Ensuite, on peut regretter que F. Lordon ne s'émancipe pas un peu de la conceptualité spinoziste qui nourrit son analyse. Il nous semble que son propos devrait davantage s’en passer pour atteindre le grand public qu'il aspire à l'évidence à toucher si l’on suit jusqu’au bout ses principes théoriques.

Enfin, nous voudrions peut-être interroger un de ses préposés théoriques, notamment sa défense de l’idée de totalisations en politique, autrement dit de schémas globaux de gouvernement d'une société (p. 265). Le concept de totalisation est notamment très présent dans la Critique de la raison dialectique de Sartre, pour décrire la façon dont la pratique humaine construit des schémas globaux d’agencement du réel. F. Lordon oppose la totalisation au fragment, pour affirmer qu’on ne pourrait pas vivre « en fragments », qu’à toute étape se reconstituent des unités.

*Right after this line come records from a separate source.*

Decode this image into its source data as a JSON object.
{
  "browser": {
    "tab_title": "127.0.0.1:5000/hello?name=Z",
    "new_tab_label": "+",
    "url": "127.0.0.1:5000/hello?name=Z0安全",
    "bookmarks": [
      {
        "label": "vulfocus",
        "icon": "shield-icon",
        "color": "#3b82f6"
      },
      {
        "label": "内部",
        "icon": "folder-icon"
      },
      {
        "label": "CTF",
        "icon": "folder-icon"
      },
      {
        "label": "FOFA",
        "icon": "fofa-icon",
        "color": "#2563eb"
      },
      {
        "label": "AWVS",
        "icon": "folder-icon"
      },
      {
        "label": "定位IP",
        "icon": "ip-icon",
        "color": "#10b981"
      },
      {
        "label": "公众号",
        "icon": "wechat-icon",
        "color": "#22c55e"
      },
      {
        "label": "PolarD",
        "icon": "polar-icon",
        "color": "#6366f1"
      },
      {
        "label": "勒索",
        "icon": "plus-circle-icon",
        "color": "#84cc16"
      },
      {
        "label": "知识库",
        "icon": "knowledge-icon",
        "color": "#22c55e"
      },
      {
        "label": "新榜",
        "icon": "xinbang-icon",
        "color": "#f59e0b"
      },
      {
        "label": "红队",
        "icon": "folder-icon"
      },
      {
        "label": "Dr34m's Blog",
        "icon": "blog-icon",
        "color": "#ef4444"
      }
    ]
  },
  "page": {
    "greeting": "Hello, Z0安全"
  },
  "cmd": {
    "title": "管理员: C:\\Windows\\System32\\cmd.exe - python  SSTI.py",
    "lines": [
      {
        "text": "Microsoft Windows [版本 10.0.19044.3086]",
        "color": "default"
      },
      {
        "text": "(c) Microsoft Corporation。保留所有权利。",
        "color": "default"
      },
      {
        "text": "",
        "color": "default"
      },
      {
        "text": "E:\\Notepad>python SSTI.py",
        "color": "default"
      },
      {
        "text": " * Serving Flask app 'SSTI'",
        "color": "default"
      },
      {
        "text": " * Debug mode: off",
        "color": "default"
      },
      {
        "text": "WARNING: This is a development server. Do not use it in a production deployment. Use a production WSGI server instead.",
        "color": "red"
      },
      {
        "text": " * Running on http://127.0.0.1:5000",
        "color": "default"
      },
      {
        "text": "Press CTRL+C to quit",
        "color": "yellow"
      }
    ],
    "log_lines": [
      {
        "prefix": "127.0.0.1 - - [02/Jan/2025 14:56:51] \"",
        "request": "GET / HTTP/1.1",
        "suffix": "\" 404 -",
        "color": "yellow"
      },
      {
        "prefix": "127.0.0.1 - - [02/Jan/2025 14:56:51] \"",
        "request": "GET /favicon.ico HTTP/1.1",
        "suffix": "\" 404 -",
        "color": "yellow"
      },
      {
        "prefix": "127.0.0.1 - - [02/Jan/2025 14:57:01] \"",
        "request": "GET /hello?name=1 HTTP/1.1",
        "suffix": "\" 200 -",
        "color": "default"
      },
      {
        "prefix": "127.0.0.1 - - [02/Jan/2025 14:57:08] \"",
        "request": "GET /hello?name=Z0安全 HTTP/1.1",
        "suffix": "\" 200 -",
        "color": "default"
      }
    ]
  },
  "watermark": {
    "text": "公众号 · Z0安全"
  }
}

Mais ces unités sont un fait de l’esprit : l’auteur admet également que considérer qu'il existe des « unités » ou des « totalités » nous aide à agir, comme c’est le cas par exemple de la constitution du moi au sein du stade du miroir lacanien. Cependant, si l’idée même d’unité est nécessaire à l’action, la théorie ne doit pas se laisser excessivement séduire par elle. Il ne faudrait pas déduire de la nécessité de l’unité comme schème de perception l’idée un impératif d’unification du social par la politique sous un principe régulateur quelconque, par définition inatteignable et facteur historique, on l’a vu, de dominations. Définir à partir de l’idée d’institution mésomorphe des dispositions d’action comme « favoriser la pluralisation du social » et « la plasticité des institutions existantes », nous paraît à cet égard préférable. Cela ne préjuge pas d’une orientation « délibérativiste » ou « consensualiste » ; tout moment réellement révolutionnaire fait, du moins dans ses dispositions initiales, advenir une telle pluralisation.